Las noches de Alejandra eran peores. En la madrugada, el insomnio le acariciaba la espalda como un fantasma burlón. Y entonces pensaba. Pensaba demasiado.
"¿En qué momento me convencí de que algo iba a pasar? ¿Por qué sentí que él también me miraba con algo más? ¿Fui una ilusa?"
A veces lloraba en silencio, con el rostro contra la almohada, mordiendo la sábana para no hacer ruido. Se juró que no lo volvería a mirar. Que no lo soñaría más. Que no escribiría más sobre él en sus notas.
Pero al día siguiente, bastaba con verlo pasar por el pasillo para que su pecho se encogiera.
El corazón no entiende de promesas rotas. Ni de orgullo. Ni de lógica.
David la observaba desde hacía días. Al principio, pensó que solo era cansancio. Pero después notó la diferencia: esa sombra en su mirada, la ausencia de energía, el modo en que parecía arrastrarse por los pasillos con un peso invisible. Alejandra ya no era la misma.
Y eso le molestaba. No porque la quisiera ver siempre alegre, sino porque algo dentro de él quería protegerla de esa tristeza que la consumía. No sabía qué había pasado, pero intuía que tenía que ver con Santiago. Y aunque no entendía del todo por qué le dolía a él también, comenzó a prestarle más atención.

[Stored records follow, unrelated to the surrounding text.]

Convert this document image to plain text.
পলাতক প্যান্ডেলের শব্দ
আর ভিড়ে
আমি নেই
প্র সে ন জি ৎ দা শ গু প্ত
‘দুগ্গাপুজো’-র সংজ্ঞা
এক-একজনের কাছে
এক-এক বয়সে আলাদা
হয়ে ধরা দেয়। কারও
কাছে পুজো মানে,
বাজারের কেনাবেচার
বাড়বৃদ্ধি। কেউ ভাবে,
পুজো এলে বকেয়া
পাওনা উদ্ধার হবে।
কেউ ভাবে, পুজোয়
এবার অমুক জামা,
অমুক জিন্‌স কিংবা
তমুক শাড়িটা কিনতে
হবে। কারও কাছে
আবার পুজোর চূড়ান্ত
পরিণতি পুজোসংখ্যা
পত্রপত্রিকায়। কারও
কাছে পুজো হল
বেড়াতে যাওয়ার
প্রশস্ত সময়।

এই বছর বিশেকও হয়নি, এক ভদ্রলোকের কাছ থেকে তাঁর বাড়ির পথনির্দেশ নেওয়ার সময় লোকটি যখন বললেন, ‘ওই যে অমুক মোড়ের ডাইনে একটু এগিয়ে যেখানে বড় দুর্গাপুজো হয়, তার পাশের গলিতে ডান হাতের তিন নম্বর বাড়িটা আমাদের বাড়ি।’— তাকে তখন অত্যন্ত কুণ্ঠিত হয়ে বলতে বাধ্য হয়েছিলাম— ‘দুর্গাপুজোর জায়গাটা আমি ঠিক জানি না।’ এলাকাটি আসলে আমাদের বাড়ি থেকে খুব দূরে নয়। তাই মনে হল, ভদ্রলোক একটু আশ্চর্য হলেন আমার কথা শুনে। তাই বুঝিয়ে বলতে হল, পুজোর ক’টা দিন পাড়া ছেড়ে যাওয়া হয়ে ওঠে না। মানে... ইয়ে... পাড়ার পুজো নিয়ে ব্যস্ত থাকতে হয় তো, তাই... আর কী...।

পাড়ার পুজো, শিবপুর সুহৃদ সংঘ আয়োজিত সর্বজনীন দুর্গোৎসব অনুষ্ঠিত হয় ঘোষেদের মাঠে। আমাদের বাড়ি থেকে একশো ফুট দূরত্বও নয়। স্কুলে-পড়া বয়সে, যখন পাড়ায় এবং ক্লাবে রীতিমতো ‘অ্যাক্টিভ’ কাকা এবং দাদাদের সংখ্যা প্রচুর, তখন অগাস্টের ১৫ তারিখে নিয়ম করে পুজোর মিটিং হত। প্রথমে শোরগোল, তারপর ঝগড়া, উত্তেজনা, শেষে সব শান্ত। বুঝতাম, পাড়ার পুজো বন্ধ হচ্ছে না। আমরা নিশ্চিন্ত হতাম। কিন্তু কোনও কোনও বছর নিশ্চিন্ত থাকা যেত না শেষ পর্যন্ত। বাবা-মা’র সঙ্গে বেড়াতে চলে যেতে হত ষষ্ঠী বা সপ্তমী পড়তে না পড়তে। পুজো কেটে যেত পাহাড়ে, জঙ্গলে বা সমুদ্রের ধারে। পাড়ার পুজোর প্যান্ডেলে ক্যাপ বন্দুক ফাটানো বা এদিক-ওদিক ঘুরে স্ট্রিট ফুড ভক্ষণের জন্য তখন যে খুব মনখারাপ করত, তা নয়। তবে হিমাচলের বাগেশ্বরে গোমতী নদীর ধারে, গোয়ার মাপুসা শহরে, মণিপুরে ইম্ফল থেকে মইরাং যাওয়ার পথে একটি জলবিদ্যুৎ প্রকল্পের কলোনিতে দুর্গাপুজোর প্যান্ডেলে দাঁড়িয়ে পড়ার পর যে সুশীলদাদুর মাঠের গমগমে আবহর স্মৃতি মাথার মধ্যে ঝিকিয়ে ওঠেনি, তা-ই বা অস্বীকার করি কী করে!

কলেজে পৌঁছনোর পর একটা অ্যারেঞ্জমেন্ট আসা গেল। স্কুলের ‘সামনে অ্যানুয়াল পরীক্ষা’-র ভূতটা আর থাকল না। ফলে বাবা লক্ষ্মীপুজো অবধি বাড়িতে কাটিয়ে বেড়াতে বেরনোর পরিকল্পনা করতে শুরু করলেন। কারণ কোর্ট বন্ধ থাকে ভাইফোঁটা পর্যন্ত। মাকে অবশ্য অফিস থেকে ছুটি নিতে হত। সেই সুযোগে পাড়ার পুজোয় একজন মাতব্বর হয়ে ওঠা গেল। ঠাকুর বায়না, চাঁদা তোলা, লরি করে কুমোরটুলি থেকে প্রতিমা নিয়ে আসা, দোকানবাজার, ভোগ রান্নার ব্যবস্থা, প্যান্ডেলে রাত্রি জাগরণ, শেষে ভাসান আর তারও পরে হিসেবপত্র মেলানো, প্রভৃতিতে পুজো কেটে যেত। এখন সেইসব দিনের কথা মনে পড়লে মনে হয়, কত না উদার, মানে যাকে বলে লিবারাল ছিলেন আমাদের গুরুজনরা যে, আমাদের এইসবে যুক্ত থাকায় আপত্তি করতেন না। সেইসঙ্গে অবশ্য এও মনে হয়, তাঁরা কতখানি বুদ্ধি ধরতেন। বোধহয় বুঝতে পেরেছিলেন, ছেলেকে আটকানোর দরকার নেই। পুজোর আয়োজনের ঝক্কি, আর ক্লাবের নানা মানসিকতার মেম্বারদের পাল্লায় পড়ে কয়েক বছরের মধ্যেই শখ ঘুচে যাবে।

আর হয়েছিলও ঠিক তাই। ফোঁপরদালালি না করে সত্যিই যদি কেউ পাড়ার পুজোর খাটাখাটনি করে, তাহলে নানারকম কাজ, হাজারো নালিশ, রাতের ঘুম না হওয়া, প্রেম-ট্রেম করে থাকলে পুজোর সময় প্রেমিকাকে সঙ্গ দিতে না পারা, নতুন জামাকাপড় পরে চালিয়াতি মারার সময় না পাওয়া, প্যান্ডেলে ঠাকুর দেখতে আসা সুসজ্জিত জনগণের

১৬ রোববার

No dijo nada aún. Pero la miraba. Cada vez con más intención. Cada vez con más cuidado.
Una tarde, Alejandra se encerró en el baño. Miró su reflejo en el espejo. No se reconoció.
"¿Dónde está la Alejandra que soñaba, que escribía, que se ilusionaba, que creía que la vida tenía magia?"
Una lágrima bajó por su mejilla. Y luego otra. Y otra. Hasta que el llanto fue inevitable.
—Te odio... —murmuró sin saber si se lo decía a Santiago o a sí misma—. Te odio por hacerme sentir esto... por no haberme elegido... por no haber visto lo que yo veía...
Se limpió la cara. Respiró hondo. Y salió como si nada.
Afuera, los pasillos seguían iguales. Pero dentro de ella, algo se estaba desmoronando más rápido que nunca.